Não íamos todos os anos ao Algarve mas, naqueles anos em que era possível, os meus pais faziam um esforço brutal no orçamento familiar e alegravam os nossos verões com a viagem mais esperada do ano. Sabíamos que, durante uma semana, não se inventariam luxos, que se cozinharia em casa mas que nunca nos faltariam gelados comprados à caixa, brincadeiras na areia, risos altos, mergulhos no mar misturados com alguma vergonha no meio – quando o meu pai mergulha há sempre algum nadador salvador que pensa que ele se está a afogar – passeios pelas ruas movimentadas, onde se exibem tererés e bugigangas. Voltávamos depois para casa, mais cheios, mais completos, com mais histórias. Sempre estive pronta para ir e sempre adorei voltar.
Não há nada melhor do que entrar num novo lugar, ver a avenida pela primeira vez, sentir uma curiosidade constante até com o novo ar que se respira e voltar depois, já com saudades da rotina, grata pela cama de sempre. Com o Cancro com Humor faço isso constantemente – “vou mas volto” – como dizem as mães de manhã, quando saem para ir trabalhar.
Desta vez o destino era a Madeira. Sempre tive vontade de conhecer o meu país por inteiro (como é que o podemos amar se não lhe reconhecermos os encantos?) mas essa oportunidade ainda não tinha surgido. Apareceu agora.
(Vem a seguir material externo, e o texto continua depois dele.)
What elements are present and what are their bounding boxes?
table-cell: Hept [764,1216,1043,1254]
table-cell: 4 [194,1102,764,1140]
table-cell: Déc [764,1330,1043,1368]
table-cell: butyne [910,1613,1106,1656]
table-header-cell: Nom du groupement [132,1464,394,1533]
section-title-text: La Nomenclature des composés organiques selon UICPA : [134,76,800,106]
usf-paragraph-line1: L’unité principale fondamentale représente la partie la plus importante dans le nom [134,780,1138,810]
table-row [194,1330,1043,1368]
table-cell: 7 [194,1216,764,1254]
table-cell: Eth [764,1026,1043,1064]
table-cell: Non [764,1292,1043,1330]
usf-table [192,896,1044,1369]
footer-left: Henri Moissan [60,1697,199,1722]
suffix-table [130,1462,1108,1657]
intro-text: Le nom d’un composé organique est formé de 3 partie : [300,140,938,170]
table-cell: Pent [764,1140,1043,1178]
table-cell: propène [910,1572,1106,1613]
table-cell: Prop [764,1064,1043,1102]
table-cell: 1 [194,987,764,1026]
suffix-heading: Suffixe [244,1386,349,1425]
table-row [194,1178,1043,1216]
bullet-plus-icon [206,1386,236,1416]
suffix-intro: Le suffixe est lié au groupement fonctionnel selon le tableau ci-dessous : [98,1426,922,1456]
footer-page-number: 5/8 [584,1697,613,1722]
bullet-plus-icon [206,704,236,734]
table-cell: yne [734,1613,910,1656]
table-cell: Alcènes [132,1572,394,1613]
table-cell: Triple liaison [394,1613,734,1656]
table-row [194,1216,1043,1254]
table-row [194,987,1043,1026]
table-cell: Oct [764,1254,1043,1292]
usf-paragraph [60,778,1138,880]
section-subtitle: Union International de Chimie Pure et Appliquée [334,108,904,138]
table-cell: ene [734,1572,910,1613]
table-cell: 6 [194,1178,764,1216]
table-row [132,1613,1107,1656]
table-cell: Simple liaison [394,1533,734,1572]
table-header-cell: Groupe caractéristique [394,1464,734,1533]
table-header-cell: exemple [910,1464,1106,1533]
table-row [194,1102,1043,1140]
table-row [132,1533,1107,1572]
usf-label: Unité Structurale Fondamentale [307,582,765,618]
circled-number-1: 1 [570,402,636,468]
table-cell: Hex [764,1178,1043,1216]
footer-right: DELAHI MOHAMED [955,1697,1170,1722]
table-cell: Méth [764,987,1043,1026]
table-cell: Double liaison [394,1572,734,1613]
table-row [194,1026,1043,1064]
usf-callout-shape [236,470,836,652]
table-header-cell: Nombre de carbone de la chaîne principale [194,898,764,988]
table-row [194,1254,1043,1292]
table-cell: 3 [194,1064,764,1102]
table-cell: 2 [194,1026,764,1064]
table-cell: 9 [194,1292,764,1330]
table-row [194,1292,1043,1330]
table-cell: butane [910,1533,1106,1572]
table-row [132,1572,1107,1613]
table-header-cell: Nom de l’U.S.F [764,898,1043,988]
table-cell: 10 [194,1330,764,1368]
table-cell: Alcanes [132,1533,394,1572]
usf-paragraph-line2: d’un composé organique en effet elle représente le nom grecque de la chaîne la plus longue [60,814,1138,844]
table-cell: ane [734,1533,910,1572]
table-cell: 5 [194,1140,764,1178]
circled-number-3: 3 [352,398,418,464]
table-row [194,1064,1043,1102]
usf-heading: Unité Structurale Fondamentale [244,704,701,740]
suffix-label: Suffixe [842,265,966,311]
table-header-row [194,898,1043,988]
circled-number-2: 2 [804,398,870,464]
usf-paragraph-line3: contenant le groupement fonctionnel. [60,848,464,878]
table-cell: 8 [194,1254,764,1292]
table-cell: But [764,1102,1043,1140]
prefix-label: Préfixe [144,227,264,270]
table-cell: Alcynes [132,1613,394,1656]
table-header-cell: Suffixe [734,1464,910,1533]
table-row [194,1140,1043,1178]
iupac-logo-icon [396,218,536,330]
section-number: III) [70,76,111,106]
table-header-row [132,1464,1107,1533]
Pude, finalmente, conhecer a ilha e fazer ainda aquilo que mais gosto – a Palestra Cancro com Humor e comer bem – serei sempre atraída pelo estômago.
Depois de um passeio diurno e noturno (estamos a ficar velhos e cansados mas ainda não estamos acabados!) pelo Funchal, mergulhámos, finalmente, pela natureza adentro. Eu e o Tiago damos sempre prioridade às caminhadas que nos envolvem nas paisagens, à gastronomia, ao mar. E a Madeira deu-nos isso tudo. O Pico do Areeiro tirou-nos a fala. A imponência daquele lugar “aumentou a nossa pequenez”. Deixámos que o tamanho daquelas montanhas nos mostrasse do que é feito o mundo. Tudo aquilo que vi e senti, as subidas absolutamente assustadoras que o carro percorreu, o vento que nos tocou em cada contemplação, o peixe do Ribeiro Frio que se desfez na boca, os pássaros que voavam soltos e livres mas sem medo das pessoas, ainda sinto. Ainda trago o novo que me acrescentou.
A par da descoberta, apresentei a Palestra Cancro com Humor a convite do Núcleo Regional da Liga Portuguesa Contra o Cancro da Madeira. Estava uma noite quente e as pessoas apareceram tão bonitas enchendo o auditório. Estava nervosa. Não queria defraudar todos os que tinham saído de casa para me ouvir. Tinha na plateia muitos sobreviventes mas também cuidadores, conheci pessoas com cancro que me avisavam que “precisavam de uma noite positiva”. Depois de me libertar da pressão e de assumir algum nervosismo, tudo fluiu. Certamente toda aquela emoção de conhecer os madeirenses pela primeira vez e de me sentir tão bem vinda, ajudou a que tudo se conjugasse.
O Tiago, que se emociona em todas as palestras mesmo já tendo visto centenas, quis fazer uma pergunta. É – mesmo dividindo uma casa e uma vida comigo, mesmo conhecendo a minha história ainda surgem perguntas. O amor quando cresce, nunca termina, nunca se esgota porque nunca se sabe tudo. E com aqueles olhinhos húmidos, com uma generosidade sem igual, pergunta-me o que acha que outros também quererão saber:
– Mas e se não formos como tu? E se não tivermos nascido com esse humor, com essa família? Como é que podemos ser humor na dor, se não nos for natural?
Agradeci-lhe a questão. Tenho refletido sobre ela. O humor não é só a piada que se consegue fazer. O humor não é só a gargalhada que se consegue arrancar. O humor é fazer bem. O humor é deixar o outro melhor. O humor é o estado de alegria, de paz, que se consegue ter e, por amor, se pode também transmitir aos outros. O humor é agarrar na mão do nosso amor, talvez em silêncio quando as palavras não couberem, e fazê-lo sorrir, porque se sorriu e faze-lo sorrir porque ele sabe, com aquele toque terno que não está sozinho.
Saí da Madeira diferente. Pelo menos, ainda mais consciente que, no início disto tudo reduzia o humor a uma coisa pequenina. Queria só fazer rir, omitia as lágrimas, tinha medo de falhar. Agora não. Agora o riso surge se tiver de surgir, choro sempre que me apetece e deixo que o humor surja, naturalmente, de pijama, desgrenhado, sem guião, sem pressão, apenas livre. Como os pássaros são na Madeira.